India is home to a diverse range of snake species, including both venomous and non-venomous snakes. Non-venomous snakes in India play an essential role in the ecosystem as they help control the population of other small animals like rodents, lizards, and frogs. Some of the most commonly found non-venomous snake species in India include the Indian rat snake, common kukri snake, checkered keelback, and common wolf snake. These snakes are typically harmless to humans, and their presence can actually be beneficial as they help maintain the balance of nature. However, it is still important to exercise caution and avoid disturbing snakes in the wild, as they can still bite if provoked.
|Name||Indian Rat Snake|
|Scientific Name||Ptyas mucosa|
|Colour||Brownish-grey to yellowish-brown, with black and white patches|
|Length||Average length of 6-8 feet, can grow up to 10 feet|
|Habitat||Forests, grasslands, farmlands, and urban areas|
|Food Habits||Rats, mice, and other small mammals|
|Indian States where it’s found||Almost all parts of India, including Uttar Pradesh, Maharashtra, Andhra Pradesh, Karnataka, Tamil Nadu, and Kerala|
|IUCN status||Least Concern|
India is home to an extensive variety of wildlife, including a large number of snake species. One of the most commonly found snakes in India is the India rat snake, scientifically known as Ptyas mucosa. Also called the Oriental rat snake, this snake species is widespread across India and is known for its unique features, habitat, and importance to the ecosystem.
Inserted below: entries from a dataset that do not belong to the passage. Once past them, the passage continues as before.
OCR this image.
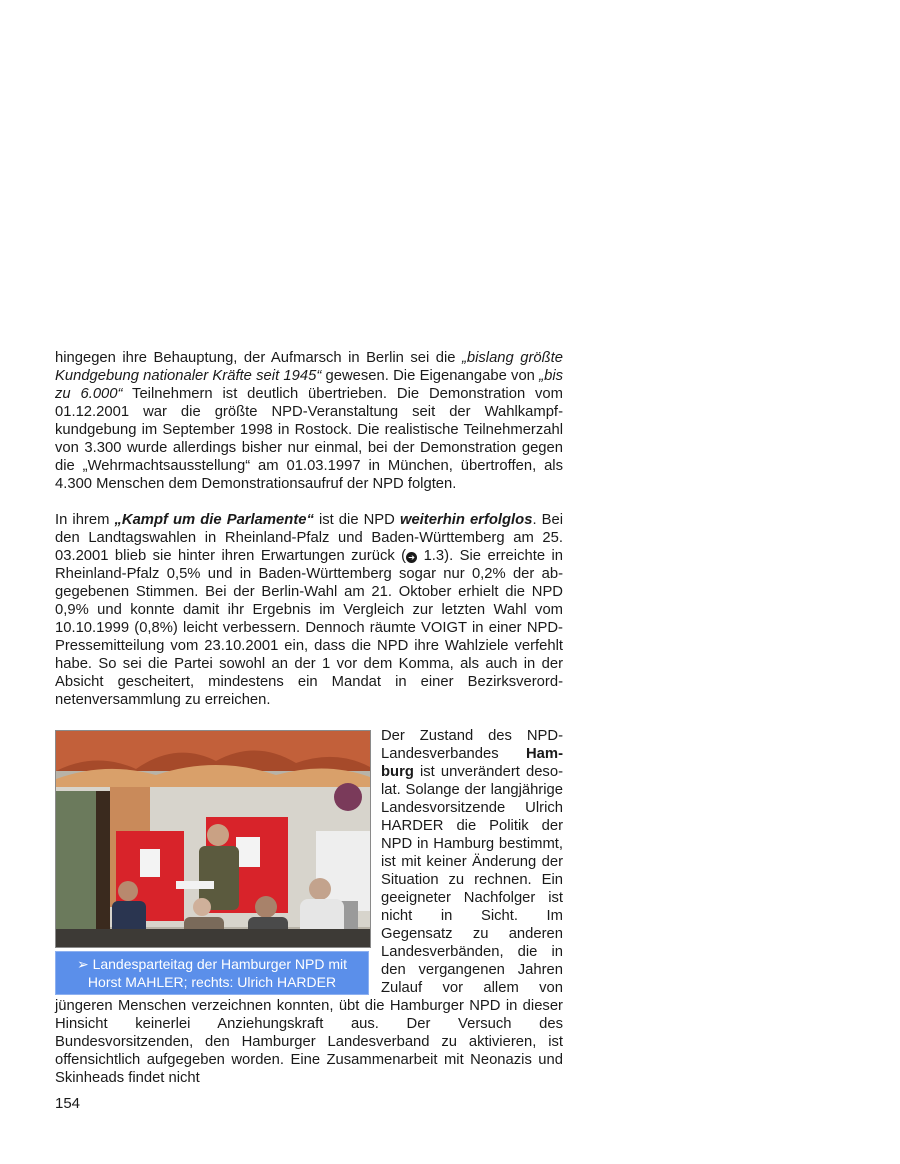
hingegen ihre Behauptung, der Aufmarsch in Berlin sei die „bislang größte Kundgebung nationaler Kräfte seit 1945“ gewesen. Die Eigenangabe von „bis zu 6.000“ Teilnehmern ist deutlich übertrieben. Die Demonstration vom 01.12.2001 war die größte NPD-Veranstaltung seit der Wahlkampfkundgebung im September 1998 in Rostock. Die realistische Teilnehmerzahl von 3.300 wurde allerdings bisher nur einmal, bei der Demonstration gegen die „Wehrmachtsausstellung“ am 01.03.1997 in München, übertroffen, als 4.300 Menschen dem Demonstrationsaufruf der NPD folgten.

In ihrem „Kampf um die Parlamente“ ist die NPD weiterhin erfolglos. Bei den Landtagswahlen in Rheinland-Pfalz und Baden-Württemberg am 25. 03.2001 blieb sie hinter ihren Erwartungen zurück ( ➔ 1.3). Sie erreichte in Rheinland-Pfalz 0,5% und in Baden-Württemberg sogar nur 0,2% der abgegebenen Stimmen. Bei der Berlin-Wahl am 21. Oktober erhielt die NPD 0,9% und konnte damit ihr Ergebnis im Vergleich zur letzten Wahl vom 10.10.1999 (0,8%) leicht verbessern. Dennoch räumte VOIGT in einer NPD-Pressemitteilung vom 23.10.2001 ein, dass die NPD ihre Wahlziele verfehlt habe. So sei die Partei sowohl an der 1 vor dem Komma, als auch in der Absicht gescheitert, mindestens ein Mandat in einer Bezirksverordnetenversammlung zu erreichen.

➢ Landesparteitag der Hamburger NPD mit
Horst MAHLER; rechts: Ulrich HARDER

Der Zustand des NPD-Landesverbandes Hamburg ist unverändert desolat. Solange der langjährige Landesvorsitzende Ulrich HARDER die Politik der NPD in Hamburg bestimmt, ist mit keiner Änderung der Situation zu rechnen. Ein geeigneter Nachfolger ist nicht in Sicht. Im Gegensatz zu anderen Landesverbänden, die in den vergangenen Jahren Zulauf vor allem von jüngeren Menschen verzeichnen konnten, übt die Hamburger NPD in dieser Hinsicht keinerlei Anziehungskraft aus. Der Versuch des Bundesvorsitzenden, den Hamburger Landesverband zu aktivieren, ist offensichtlich aufgegeben worden. Eine Zusammenarbeit mit Neonazis und Skinheads findet nicht

154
The India rat snake is a large snake species with an average length of 6-8 feet, although it can grow up to 10 feet in some cases. It is a non-venomous snake that has a slender and elongated body, making it agile and fast. The colour of the India rat snake varies from brownish-grey to yellowish-brown, with black and white patches on the skin. It has a relatively lightweight body that allows it to move quickly, and it can reach a maximum speed of up to 10 miles per hour.
Habitat and food
The India rat snake is a versatile snake species that can adapt to various habitats, including forests, grasslands, farmlands, and even urban areas. They are mainly found in the Indian subcontinent, including India, Bangladesh, Nepal, and Sri Lanka. The India rat snake is a diurnal snake species, which means it is most active during the day. Its diet consists mainly of rats, mice, and other small mammals, making it a valuable predator that helps keep the rodent population in check.
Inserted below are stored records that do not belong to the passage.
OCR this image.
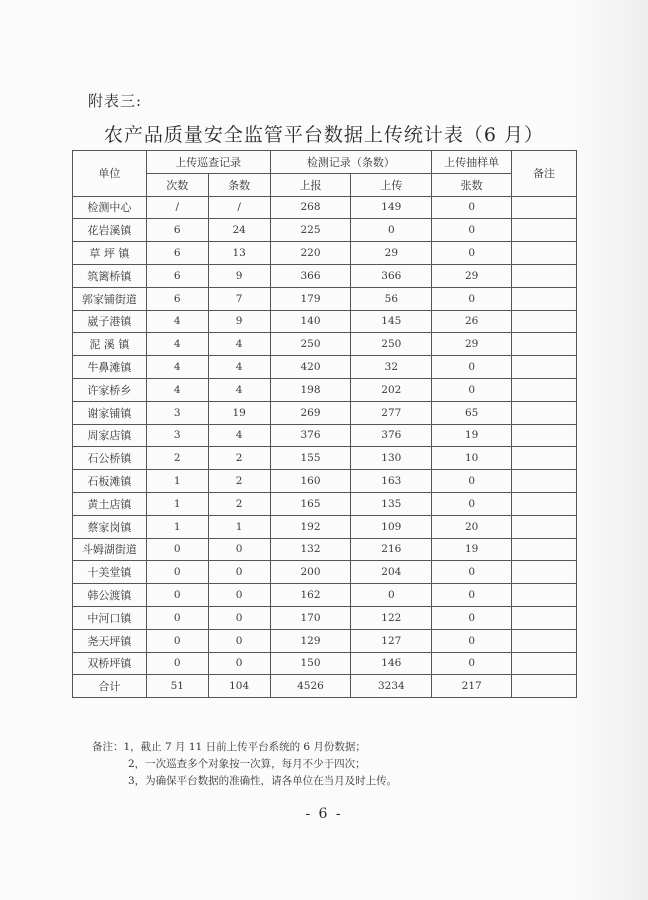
附表三:
农产品质量安全监管平台数据上传统计表（6 月）
单位	上传巡查记录		检测记录（条数）		上传抽样单	备注
	次数	条数	上报	上传	张数	
检测中心	/	/	268	149	0	
花岩溪镇	6	24	225	0	0	
草 坪 镇	6	13	220	29	0	
筑篱桥镇	6	9	366	366	29	
郭家铺街道	6	7	179	56	0	
崴子港镇	4	9	140	145	26	
泥 溪 镇	4	4	250	250	29	
牛鼻滩镇	4	4	420	32	0	
许家桥乡	4	4	198	202	0	
谢家铺镇	3	19	269	277	65	
周家店镇	3	4	376	376	19	
石公桥镇	2	2	155	130	10	
石板滩镇	1	2	160	163	0	
黄土店镇	1	2	165	135	0	
蔡家岗镇	1	1	192	109	20	
斗姆湖街道	0	0	132	216	19	
十美堂镇	0	0	200	204	0	
韩公渡镇	0	0	162	0	0	
中河口镇	0	0	170	122	0	
尧天坪镇	0	0	129	127	0	
双桥坪镇	0	0	150	146	0	
合计	51	104	4526	3234	217	
备注：1，截止 7 月 11 日前上传平台系统的 6 月份数据；
2，一次巡查多个对象按一次算，每月不少于四次；
3，为确保平台数据的准确性，请各单位在当月及时上传。
- 6 -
Where is it found in India
In India, the India rat snake is widely distributed and can be found in almost all parts of the country, from the Himalayan foothills to the southern tip of India. It is commonly found in the states of Uttar Pradesh, Maharashtra, Andhra Pradesh, Karnataka, Tamil Nadu, and Kerala, among others.
Importance to ecosystem
The India rat snake is a crucial species in the ecosystem as it plays a vital role in maintaining the balance of nature. It preys on rodents that can cause significant damage to crops, making it a valuable predator for farmers. Moreover, the India rat snake also helps control the population of other small animals like lizards, birds, and frogs, thereby maintaining the food chain’s equilibrium.
According to the International Union for Conservation of Nature (IUCN), the India rat snake is classified as a species of “Least Concern” because of its widespread distribution and relatively stable population. However, habitat loss due to human activities, such as deforestation and urbanization, can pose a threat to the snake’s survival.
The India rat snake is a unique and versatile snake species that is an integral part of the Indian ecosystem. Its presence helps maintain the balance of nature and contributes to the overall biodiversity of the country. Despite being non-venomous, the India rat snake is a fast and agile predator that plays a crucial role in controlling the rodent population. As with all wildlife, it is essential to protect the India rat snake’s natural habitat to ensure its survival and continued contribution to the ecosystem.